I can smell the scent of roses as I shut down the windows in my room, reminding me of things I wish to forget. No matter how fast I walk down memory lane, there is always so much more to process. So much to remember and somewhere in that maze of memories, the pain grips my heart for I know we are out of time. Everyone I love will enter the future without me. Sorrow chooses that time to envelop me with her cold arms and I curl myself into a ball once my husband is asleep and cry, at least until I am too emotionally worn to stay awake. Even in my dreams, I find myself asking for more time. More time to live, laugh, and create new memories but it's an unanswered prayer.
Misery wakes me up before dawn and I walk down the field of wheat until I reach the rock near the river. I sit on it and stare at the fading stars just before the sunlight rips open the innocent night sky. In the wake of the piercing sun, clouds appear. Yesterday, they were menacing but today, they look so soft, I wish I could touch them. I watch them transition in color as more light streams in…a red hue then a light grey and I find myself thinking about the days we used to play in these fields. A mother and daughter experiencing life with nature in the wee hours of the morning. She would chase me down to the river and we would splash the water until the workers started coming in for work. Then we would sneak into the cottage before father got out to milk the cows so that he wouldn’t see us wet. Now I am scared to even look at him because sorrow resides in his eyes. Grief is a monster that seems to eat him away from the inside and the thought of what my absence will do to him scares me. Losing the woman one loves is something that should never happen to any man but she wasn’t just a woman, she was my mother, our lifeline and now, my husband is about to lose me too.
The house holds memories of her final days but here, by the river, watching the clouds that she loved, I remember even the good days. The days when we hiked up our skirts and fished. Then we would build a fire under the Muhacha tree so we could warm ourselves and watch the fish slowly ripen under the heat. Into the silence of the morning, she would tell tales from her maiden days when she was free to do whatever she wanted. At least that’s what she wanted to believe. Jasper, our dog would sit quietly watching us and barking now and then whenever he thought he was seeing someone. We would thank him for always keeping us safe as if he understood what we were saying. Now that I am alone, Jasper doesn’t sit far away. Instead, he sits next to me so I can pet him. Sometimes, I think he can sense my time on earth is running out. We watch the clouds together and whenever I drown in thought, he licks my face. I end up laughing and we run down to the river. Or rather, he races me to the riverside and I have to splash water onto him as fast as I can before he runs back to the safety of the rock.
I whisper to the clouds to preserve these moments. Tomorrow will be different from today because tomorrow, I will muster the courage to tell my husband and pray that he…even the thought doesn’t form in my mind. How am I supposed to tell him that the forever we dreamt of will never be? That growing old together would always be a dream? He will grow old but I will remain young in his memories, a sweet period of his life that he would enjoy in solace in a future where I won’t exist. Some days, I do not come down to the river. I watch him as I would watch the clouds, with deep adoration that cannot be translated into words. His sighs and murmurs, the way he tosses and turns when he is restless and his subtle smiles when he is having a good day, I have it all imprinted on my mind. It’s of no use because where I am going, there are no memories but if death is like sleep, I hope I can dream of him and the daughter borne of our love, Lily, she has no idea how much her life will change.
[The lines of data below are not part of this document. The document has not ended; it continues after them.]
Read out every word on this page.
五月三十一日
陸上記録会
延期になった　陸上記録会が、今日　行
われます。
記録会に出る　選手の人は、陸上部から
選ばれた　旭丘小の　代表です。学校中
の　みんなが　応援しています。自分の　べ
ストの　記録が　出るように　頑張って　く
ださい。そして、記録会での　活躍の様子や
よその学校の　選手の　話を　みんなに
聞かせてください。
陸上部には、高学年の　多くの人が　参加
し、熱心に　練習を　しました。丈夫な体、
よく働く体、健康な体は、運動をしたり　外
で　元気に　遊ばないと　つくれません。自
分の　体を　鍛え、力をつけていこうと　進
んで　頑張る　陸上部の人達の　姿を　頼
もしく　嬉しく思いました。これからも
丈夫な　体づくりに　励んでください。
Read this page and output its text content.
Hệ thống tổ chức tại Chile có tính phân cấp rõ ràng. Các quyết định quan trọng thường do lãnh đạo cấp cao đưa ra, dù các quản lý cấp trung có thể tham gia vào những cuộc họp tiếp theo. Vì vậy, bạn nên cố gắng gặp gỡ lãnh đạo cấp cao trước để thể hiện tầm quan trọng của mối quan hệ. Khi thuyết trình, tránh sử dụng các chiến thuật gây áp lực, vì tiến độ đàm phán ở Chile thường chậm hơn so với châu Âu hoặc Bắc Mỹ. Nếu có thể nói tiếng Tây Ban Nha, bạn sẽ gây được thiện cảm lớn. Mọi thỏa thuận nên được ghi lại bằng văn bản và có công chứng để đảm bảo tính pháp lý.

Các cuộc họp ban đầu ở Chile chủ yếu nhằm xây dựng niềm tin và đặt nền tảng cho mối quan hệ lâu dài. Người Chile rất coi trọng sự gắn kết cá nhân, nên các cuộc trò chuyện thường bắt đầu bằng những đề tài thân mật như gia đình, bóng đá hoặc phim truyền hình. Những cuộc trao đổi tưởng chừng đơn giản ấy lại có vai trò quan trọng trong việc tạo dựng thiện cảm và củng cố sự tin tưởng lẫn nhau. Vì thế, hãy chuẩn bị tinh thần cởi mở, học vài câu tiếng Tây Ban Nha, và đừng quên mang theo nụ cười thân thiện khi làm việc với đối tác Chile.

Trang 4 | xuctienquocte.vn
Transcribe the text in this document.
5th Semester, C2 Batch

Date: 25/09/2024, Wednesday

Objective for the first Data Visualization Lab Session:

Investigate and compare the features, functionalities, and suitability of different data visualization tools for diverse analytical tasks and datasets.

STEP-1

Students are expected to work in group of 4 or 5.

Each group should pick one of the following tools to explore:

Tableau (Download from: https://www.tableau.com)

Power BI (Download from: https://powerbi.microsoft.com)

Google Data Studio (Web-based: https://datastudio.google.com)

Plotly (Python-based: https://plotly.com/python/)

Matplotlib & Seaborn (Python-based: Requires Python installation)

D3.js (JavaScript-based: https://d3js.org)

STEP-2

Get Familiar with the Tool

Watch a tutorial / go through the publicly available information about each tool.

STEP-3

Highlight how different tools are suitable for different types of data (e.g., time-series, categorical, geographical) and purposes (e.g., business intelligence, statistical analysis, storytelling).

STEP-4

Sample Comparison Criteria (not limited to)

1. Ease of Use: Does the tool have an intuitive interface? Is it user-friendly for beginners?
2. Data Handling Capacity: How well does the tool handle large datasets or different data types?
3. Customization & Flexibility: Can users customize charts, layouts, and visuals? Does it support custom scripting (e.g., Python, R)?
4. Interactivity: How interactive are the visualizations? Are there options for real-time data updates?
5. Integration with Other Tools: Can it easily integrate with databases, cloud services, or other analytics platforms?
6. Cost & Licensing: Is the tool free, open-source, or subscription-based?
Tomorrow, I will bring her down to the river just as my mother also came with me. When leukemia finally brings me down to the grave, I want this place to be a haven holding our fondest memories. It will become the rock that knows the stories that will be passed on from daughter to daughter. She doesn’t know the grief that’ll come with my death and I don’t want her to know as yet so I will watch her splash water at Jasper and laugh into the quiet morning. I will teach her how to build a fire and fish in the river. As we sit by that fire, I will tell her my tales and when we get home, I will create new memories inside that house. It will not haunt her as it haunted me. Time is precious and we need to spend all of it on the things and people we love, the people who love us truly, it took facing death for me to understand that but I hope she finds things to laugh about when I am gone. Maybe, she will find happiness in another person's soul that brightens up her own just as the sun brightens up the sky. At that time, memories will be like clouds. Heavy during a storm but something we can all fall in love with at sunrise. In the soft clouds that hang in the sky, she will find me and everything I asked God to give to her. Find me in the clouds little one, just as I found traces of my mother.